Whether you run a local trade, a clinic, or a home-based consultancy, you'll know exactly what to do by the end.
Quick answer (if you're in a rush)
- Go to https://www.google.com/business/ and sign in with a Google account
- Click "Add your business to Google" and enter your business name
- Choose the most specific primary category you can
- Add your address or set a service area if you're mobile
- Verify by postcard, phone, or email (postcard is common in the UK)
- Complete the profile: hours, services, description, photos, and contact details
That's the fast version. For the details — and how to avoid common mistakes — keep reading.
Step-by-step: add your business to Google Maps
1) Go to Google Business Profile Manager
Visit https://www.google.com/business/ and sign in with the Google account you want to use to manage the listing. If possible, use a company email rather than a personal one.
2) Click "Add your business to Google"
If your business already exists on Google Maps (sometimes Google or customers create listings automatically), you'll be prompted to claim it instead of creating a new one.
3) Enter your business name
Use your real trading name. Don't add extra keywords like "Best Plumber + City" — that can trigger edits, suspensions, or verification issues.
4) Choose your primary category
This step is critical. Pick the closest match and keep it specific. You can add secondary categories later, but your primary category strongly influences what you appear for.
5) Add your location (or choose service area)
- If customers visit you at a shopfront or office, add the full address.

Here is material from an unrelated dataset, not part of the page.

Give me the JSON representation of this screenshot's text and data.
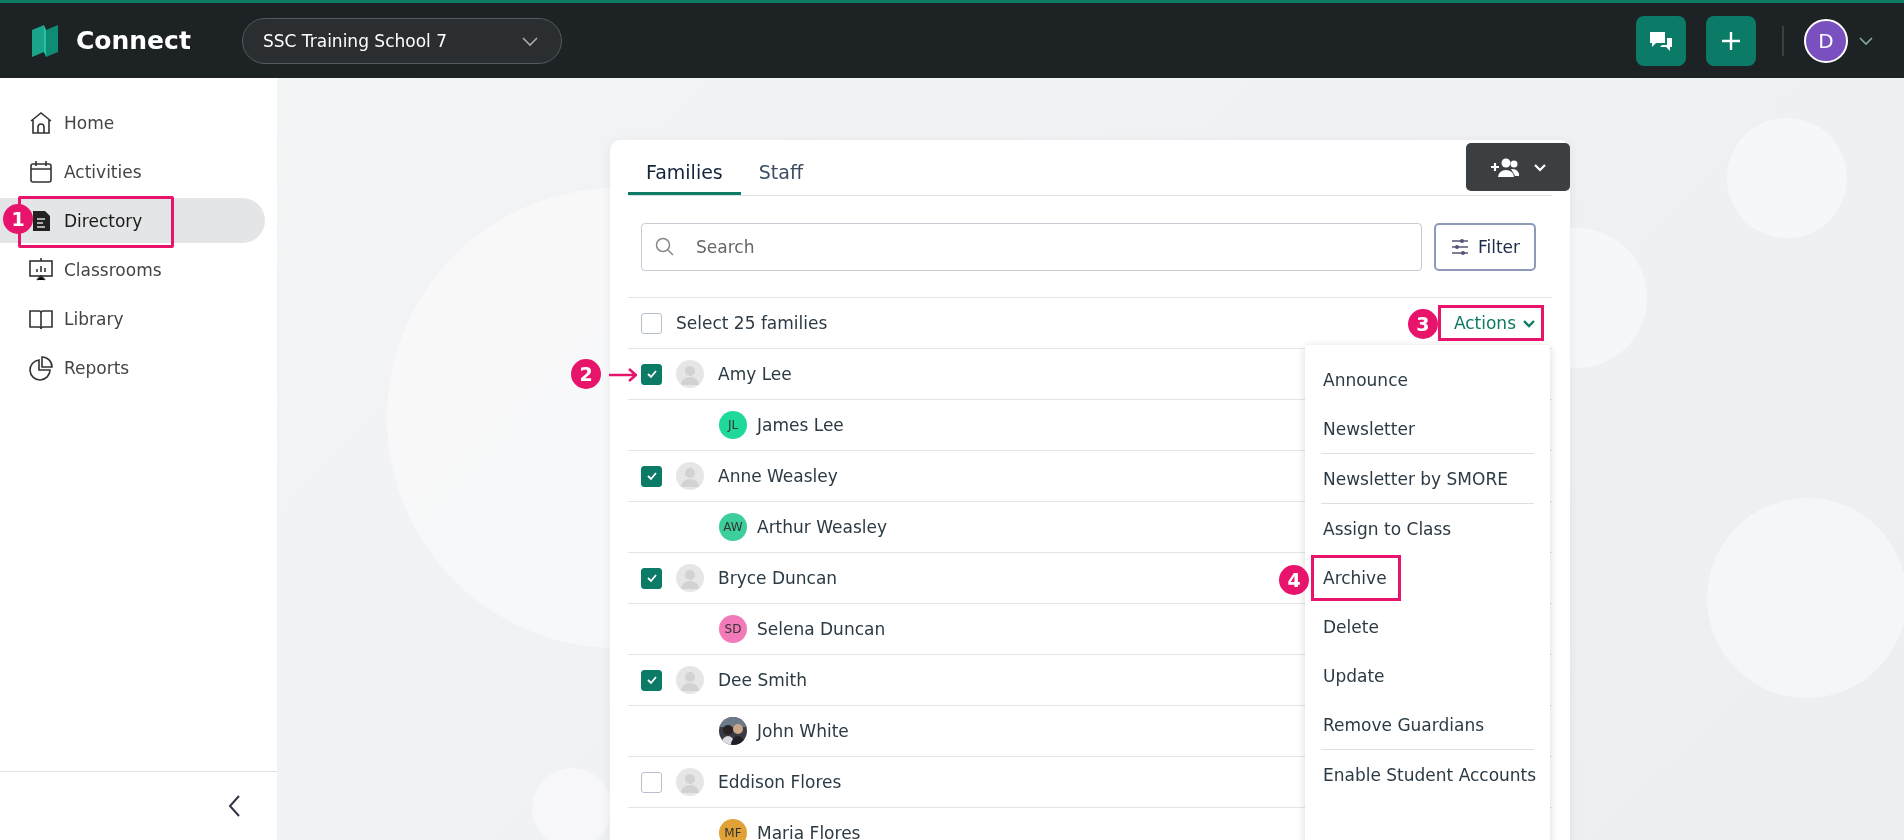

- If you travel to customers (or work from home), select the option that you deliver services and move to service-area setup (next section).
6) Add contact details
Add a phone number (a local UK number is ideal) and your website URL if you have one. If you don't have a website yet, you can add it later — but having one helps trust and tracking.
7) Request verification
Google will offer verification options depending on your business. In the UK, postcard verification is common. You'll receive a code by post.
8) Enter the verification code
When the code arrives, log back in and enter it. Your profile will usually become visible shortly afterwards (sometimes quickly, sometimes after review).
If you don't have a shopfront (service-area businesses)
If you're a plumber, electrician, mobile hairdresser, or you work from home, you usually shouldn't show your address publicly. Instead, you set a service area.
Here's how to do it correctly:
- Choose the option that you deliver goods and services to customers
- Enter your address for verification (Google may still need it for the code)
- Select "Hide my address" so it's not public
- Set your service area by town/city and postcode areas you genuinely cover
- Keep it realistic — don't claim the entire UK if you're a solo operator
Common Mistake
Leaving a residential address visible by accident. If you're service-area based, double-check your address visibility settings.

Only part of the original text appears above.